Much must still be done to prepare. Downhill from the Olympic Park here, at the water’s edge, an Omega-branded digital clock counts down to the Games, reminding officials they have little more than 150 days until the Aug. 5 opening ceremony.

Athletes from around the world have already begun competing in Rio for test events, which had taken place without delay, presenters noted on Wednesday. Synchronized swimmers and women’s rugby players are scheduled to compete there this week.

Like the International Olympics Committee, sports federations and national organizing committees have projected confidence about the games, saying little beyond assuring their constant review of the situation.

The United States wrestling team competed in Rio in late January. “The women were there, they wrestled well and now they’re home,” said Gary Abbott, director of communications for USA Wrestling, the amateur sport’s governing body. “Just like it will be at the Olympics.”

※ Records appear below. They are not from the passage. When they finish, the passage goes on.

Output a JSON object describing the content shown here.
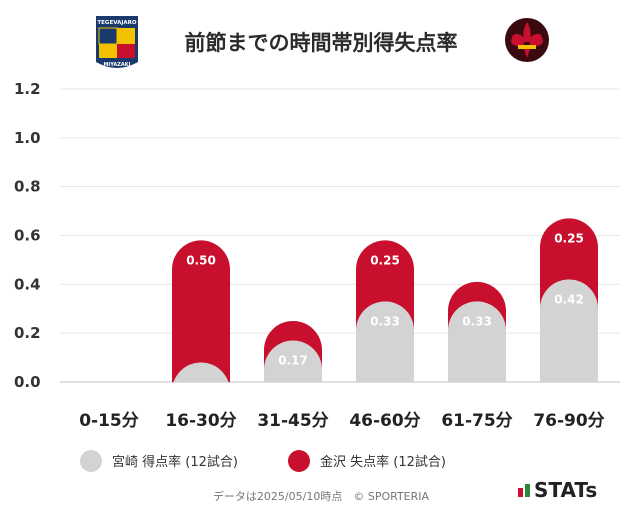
{
  "title": "前節までの時間帯別得失点率",
  "teams": {
    "home": {
      "name": "宮崎",
      "crest_text_top": "TEGEVAJARO",
      "crest_text_bottom": "MIYAZAKI"
    },
    "away": {
      "name": "金沢"
    }
  },
  "colors": {
    "home": "#d3d3d3",
    "away": "#c8102e",
    "home_label": "#f2f2f2",
    "away_label": "#ffffff"
  },
  "chart_data": {
    "type": "bar",
    "stacked": true,
    "categories": [
      "0-15分",
      "16-30分",
      "31-45分",
      "46-60分",
      "61-75分",
      "76-90分"
    ],
    "series": [
      {
        "name": "宮崎 得点率 (12試合)",
        "values": [
          0.0,
          0.08,
          0.17,
          0.33,
          0.33,
          0.42
        ],
        "labels": [
          "",
          "",
          "0.17",
          "0.33",
          "0.33",
          "0.42"
        ]
      },
      {
        "name": "金沢 失点率 (12試合)",
        "values": [
          0.0,
          0.5,
          0.08,
          0.25,
          0.08,
          0.25
        ],
        "labels": [
          "",
          "0.50",
          "",
          "0.25",
          "",
          "0.25"
        ]
      }
    ],
    "yticks": [
      "0.0",
      "0.2",
      "0.4",
      "0.6",
      "0.8",
      "1.0",
      "1.2"
    ],
    "ylim": [
      0,
      1.2
    ],
    "grid": true,
    "legend_position": "bottom"
  },
  "footer": {
    "note": "データは2025/05/10時点　© SPORTERIA"
  },
  "branding": {
    "stats": "STATs"
  }
}
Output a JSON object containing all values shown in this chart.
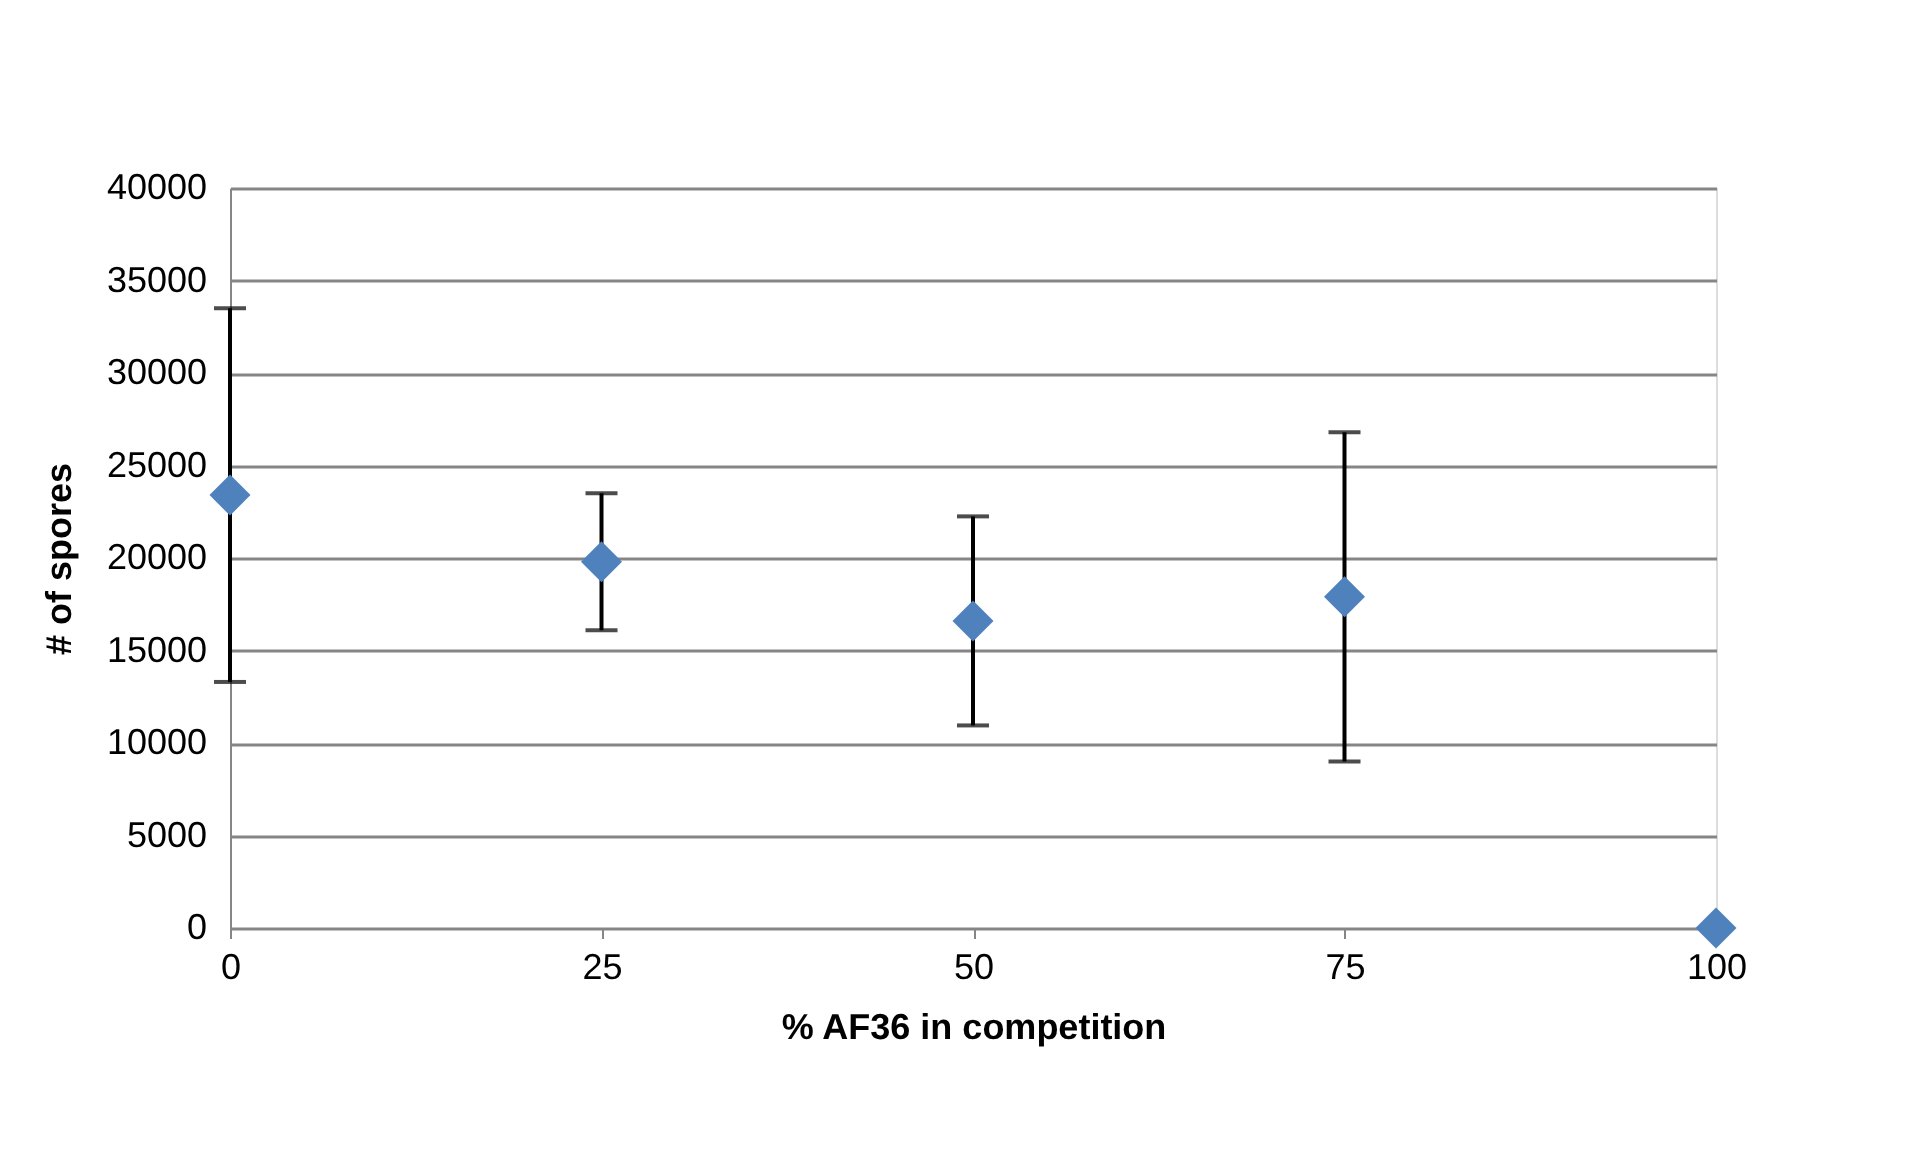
{
  "chart_data": {
    "type": "scatter",
    "xlabel": "% AF36 in competition",
    "ylabel": "# of spores",
    "x": [
      0,
      25,
      50,
      75,
      100
    ],
    "series": [
      {
        "color": "#4f81bd",
        "values": [
          23400,
          19800,
          16600,
          17900,
          0
        ],
        "errors": [
          10100,
          3700,
          5650,
          8900,
          null
        ]
      }
    ],
    "xlim": [
      0,
      100
    ],
    "xticks": [
      0,
      25,
      50,
      75,
      100
    ],
    "ylim": [
      0,
      40000
    ],
    "yticks": [
      0,
      5000,
      10000,
      15000,
      20000,
      25000,
      30000,
      35000,
      40000
    ],
    "grid": "y",
    "marker": "diamond"
  }
}
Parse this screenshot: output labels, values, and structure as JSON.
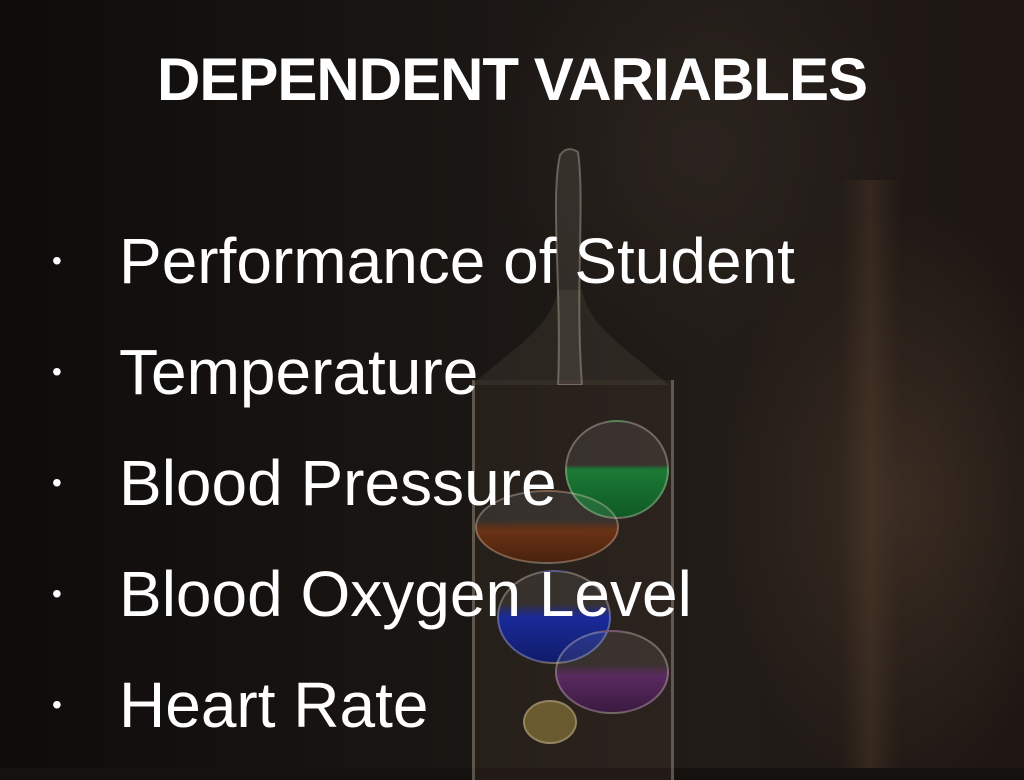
{
  "slide": {
    "title": "DEPENDENT VARIABLES",
    "bullet_glyph": "•",
    "items": [
      {
        "label": "Performance of Student"
      },
      {
        "label": "Temperature"
      },
      {
        "label": "Blood Pressure"
      },
      {
        "label": "Blood Oxygen Level"
      },
      {
        "label": "Heart Rate"
      }
    ],
    "background_image": "galileo-thermometer-photo"
  }
}
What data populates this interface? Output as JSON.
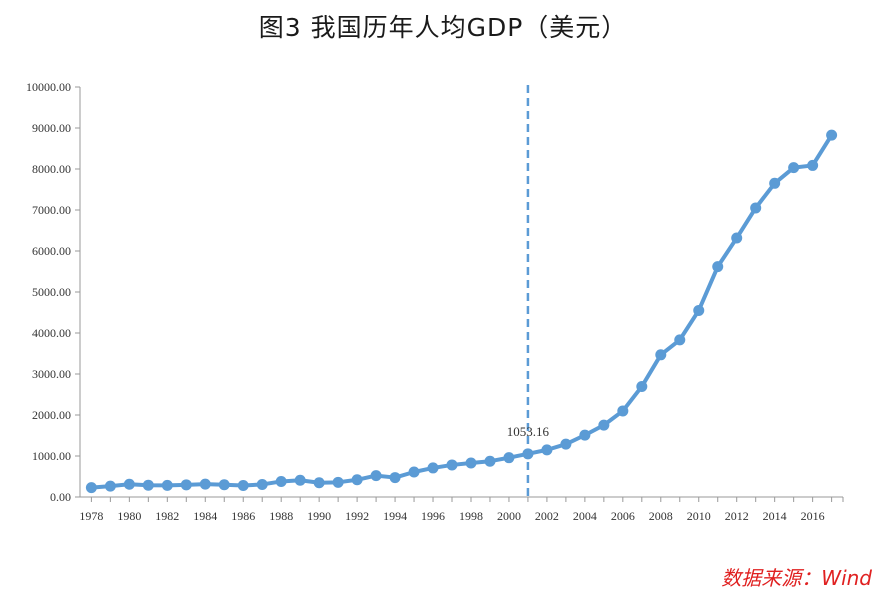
{
  "chart_data": {
    "type": "line",
    "title": "图3  我国历年人均GDP（美元）",
    "x": [
      1978,
      1979,
      1980,
      1981,
      1982,
      1983,
      1984,
      1985,
      1986,
      1987,
      1988,
      1989,
      1990,
      1991,
      1992,
      1993,
      1994,
      1995,
      1996,
      1997,
      1998,
      1999,
      2000,
      2001,
      2002,
      2003,
      2004,
      2005,
      2006,
      2007,
      2008,
      2009,
      2010,
      2011,
      2012,
      2013,
      2014,
      2015,
      2016,
      2017
    ],
    "series": [
      {
        "values": [
          229,
          265,
          312,
          288,
          283,
          297,
          313,
          298,
          281,
          306,
          379,
          409,
          348,
          358,
          420,
          522,
          474,
          610,
          709,
          782,
          829,
          873,
          959,
          1053.16,
          1149,
          1289,
          1509,
          1753,
          2099,
          2694,
          3468,
          3832,
          4550,
          5618,
          6316,
          7050,
          7651,
          8033,
          8087,
          8827
        ]
      }
    ],
    "xlim": [
      1977.4,
      2017.6
    ],
    "ylim": [
      0,
      10000
    ],
    "y_ticks": [
      "0.00",
      "1000.00",
      "2000.00",
      "3000.00",
      "4000.00",
      "5000.00",
      "6000.00",
      "7000.00",
      "8000.00",
      "9000.00",
      "10000.00"
    ],
    "x_ticks": [
      "1978",
      "1980",
      "1982",
      "1984",
      "1986",
      "1988",
      "1990",
      "1992",
      "1994",
      "1996",
      "1998",
      "2000",
      "2002",
      "2004",
      "2006",
      "2008",
      "2010",
      "2012",
      "2014",
      "2016"
    ],
    "annotation": {
      "x": 2001,
      "label": "1053.16",
      "line_style": "dashed"
    },
    "grid": false,
    "line_color": "#5b9bd5",
    "marker_color": "#5b9bd5"
  },
  "source": "数据来源：Wind"
}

At Olympic Park this week, Luciana Silva, a tourist from Portugal, said she was unsurprised that mention of the Zika virus was not included in the informational exhibits recently installed there. “It’s a new worry for that part of the world, and it’s dangerous,” Ms. Silva said. “But I think when the Olympics start, it will be under control.”

Others like Mr. Polley had similar attitudes but nonetheless saw the late-stage challenges as significant. “Certainly if I was involved in running these Games,” he said, “I’d be very worried.”

Mr. Bach conveyed little worry on Wednesday. When asked about ticket sales, he said he had “no concern at all” because of cultural norms in Brazil. “Brazilians,” he said, “they do not buy tickets at such an early stage as the British are doing or Germans will do.”